Ex Machina Set Collection in Under 5 Minutes! Review
|Game: Ex Machina (buy here)||Time: 20 minutes|
|Publisher: Kinaju Games||Players: 2- 4|
|Age: 7+||Replayability: 4/5|
When it comes down to card games, I tend to be a bit stand off-ish. I’ve been playing a lot of card games in the past few months and I have found them to be lacking in creativity. Each game generally consists of the same mechanics and components as the other. However, I was introduced to Ex Machina, a small card game developed and published by Kinaju Games, and I was thoroughly impressed with the game play. Ex Machina is a set completion card game that lasts no longer than 20 minutes consisting of 56 cards.
In Ex Machina the goal is to complete sets and earn the most points within three rounds. Sets comprise of cards made up of an ex machina card, an oil card, a cogwheel card, a silver machina card, a gold machina card, an automachina card. There are two sets to complete in order to collect points. One of the sets includes one ex machina card, one oil card, one cogwheel card, one silver machina card and one automachina card. The other set is one ex machina card, one oil card, one cogwheel card, one gold machina card and two automachina cards.

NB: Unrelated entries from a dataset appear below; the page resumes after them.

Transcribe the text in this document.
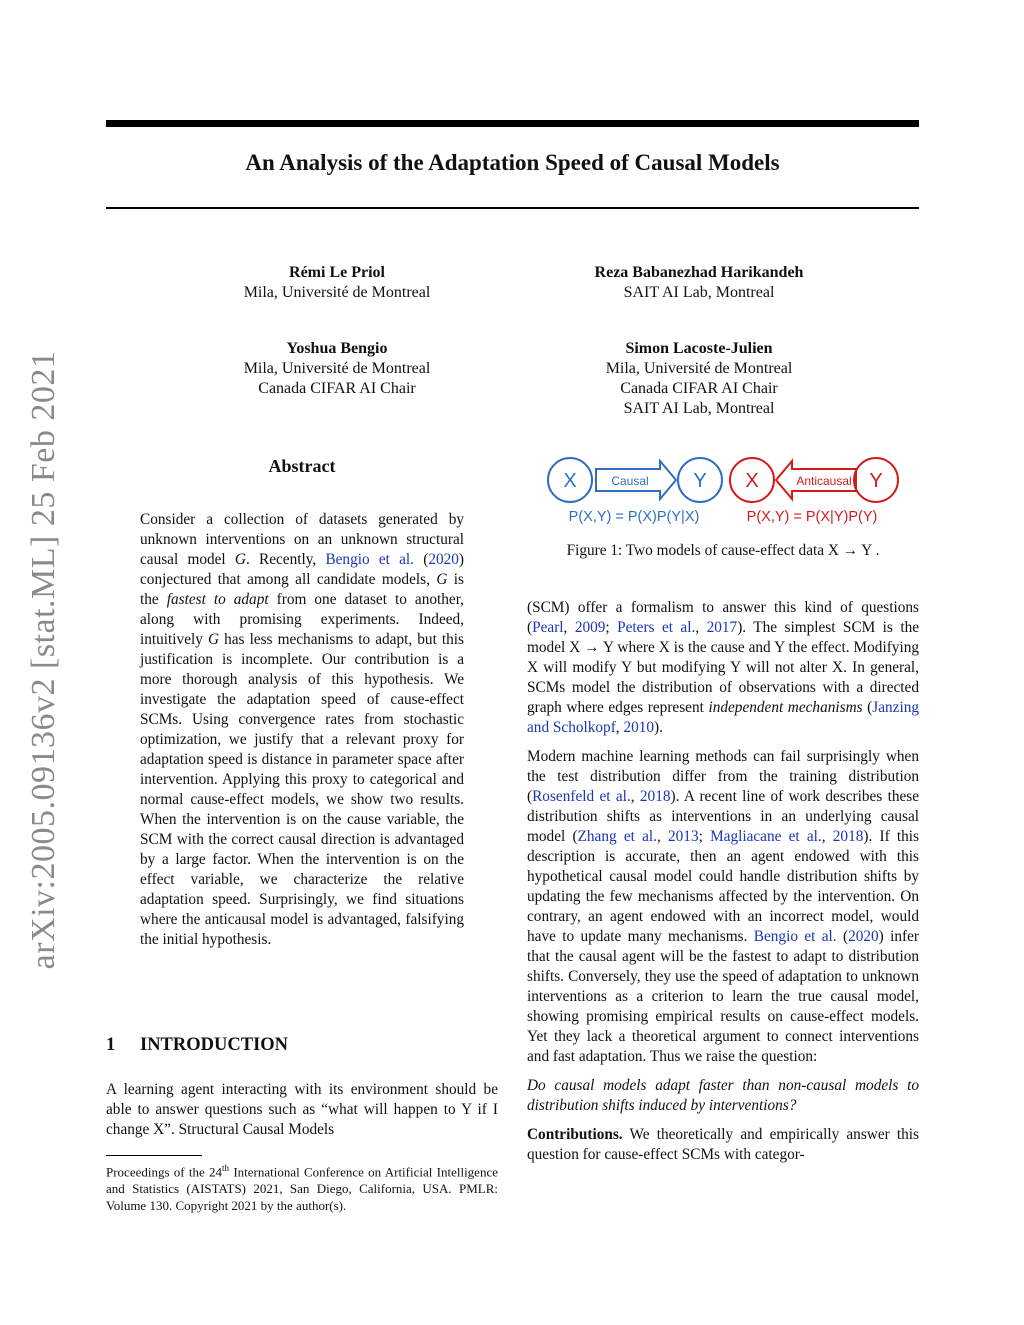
arXiv:2005.09136v2 [stat.ML] 25 Feb 2021
An Analysis of the Adaptation Speed of Causal Models
Rémi Le Priol
Mila, Université de Montreal
Reza Babanezhad Harikandeh
SAIT AI Lab, Montreal
Yoshua Bengio
Mila, Université de Montreal
Canada CIFAR AI Chair
Simon Lacoste-Julien
Mila, Université de Montreal
Canada CIFAR AI Chair
SAIT AI Lab, Montreal
Abstract

Consider a collection of datasets generated by unknown interventions on an unknown structural causal model G. Recently, Bengio et al. (2020) conjectured that among all candidate models, G is the fastest to adapt from one dataset to another, along with promising experiments. Indeed, intuitively G has less mechanisms to adapt, but this justification is incomplete. Our contribution is a more thorough analysis of this hypothesis. We investigate the adaptation speed of cause-effect SCMs. Using convergence rates from stochastic optimization, we justify that a relevant proxy for adaptation speed is distance in parameter space after intervention. Applying this proxy to categorical and normal cause-effect models, we show two results. When the intervention is on the cause variable, the SCM with the correct causal direction is advantaged by a large factor. When the intervention is on the effect variable, we characterize the relative adaptation speed. Surprisingly, we find situations where the anticausal model is advantaged, falsifying the initial hypothesis.

1 INTRODUCTION

A learning agent interacting with its environment should be able to answer questions such as “what will happen to Y if I change X”. Structural Causal Models

Proceedings of the 24th International Conference on Artificial Intelligence and Statistics (AISTATS) 2021, San Diego, California, USA. PMLR: Volume 130. Copyright 2021 by the author(s).
X	Causal Y
P(X,Y) = P(X)P(Y|X)
X	Anticausal Y
P(X,Y) = P(X|Y)P(Y)
Figure 1: Two models of cause-effect data X → Y .

(SCM) offer a formalism to answer this kind of questions (Pearl, 2009; Peters et al., 2017). The simplest SCM is the model X → Y where X is the cause and Y the effect. Modifying X will modify Y but modifying Y will not alter X. In general, SCMs model the distribution of observations with a directed graph where edges represent independent mechanisms (Janzing and Scholkopf, 2010).

Modern machine learning methods can fail surprisingly when the test distribution differ from the training distribution (Rosenfeld et al., 2018). A recent line of work describes these distribution shifts as interventions in an underlying causal model (Zhang et al., 2013; Magliacane et al., 2018). If this description is accurate, then an agent endowed with this hypothetical causal model could handle distribution shifts by updating the few mechanisms affected by the intervention. On contrary, an agent endowed with an incorrect model, would have to update many mechanisms. Bengio et al. (2020) infer that the causal agent will be the fastest to adapt to distribution shifts. Conversely, they use the speed of adaptation to unknown interventions as a criterion to learn the true causal model, showing promising empirical results on cause-effect models. Yet they lack a theoretical argument to connect interventions and fast adaptation. Thus we raise the question:

Do causal models adapt faster than non-causal models to distribution shifts induced by interventions?

Contributions. We theoretically and empirically answer this question for cause-effect SCMs with categor-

Each turn a player will play a card from their hand to begin development of the set. You will then be able to have a card dealt to you. When all players have played a card, deal a new card to begin a new set. Once a set is complete–the round ends and the game starts over. I found this to be a great way to keep the game from being stale or keep the game from stalling. Instead of working on 1 set and potentially running out of cards to play, new sets will continue to be introduced– being able to invent strategies along the way of the game. It’s definitely a card game worthy of having in your collection AS WELL AS being a great filler card game.

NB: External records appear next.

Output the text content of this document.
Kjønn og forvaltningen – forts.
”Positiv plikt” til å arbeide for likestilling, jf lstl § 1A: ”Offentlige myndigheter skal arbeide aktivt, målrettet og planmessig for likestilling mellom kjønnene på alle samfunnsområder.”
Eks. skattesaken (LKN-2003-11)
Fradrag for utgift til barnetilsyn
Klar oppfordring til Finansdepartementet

Our experience in a nut shell– we were semi-cooperating until the final touches. What I loved was through our game plays, we would work together in order to get the building blocks in order to the sets. With each new set being introduced we would lay out cards we knew we had to throw down in order to get these sets in order. However, the tension was definitely noticeable as these sets grew closer to finishing up. We played a bit more conservatively, nervously laughing off the feeling that we may lose. Sweat dripping down my face as my draw wasn’t the gold machina I needed… The worried feeling I got when my opponents MAY have that card I need… Wow, what a fun time. Being this game can run anywhere from 5-15 minutes it’s easy for players to want to get another go in. While it may be tough to push this game onto the table (compared to it’s competition) as soon as it hits, it stays.
Final thoughts– It’s quick, it’s easy to learn, and it’s inventive.. It’s definitely worth it.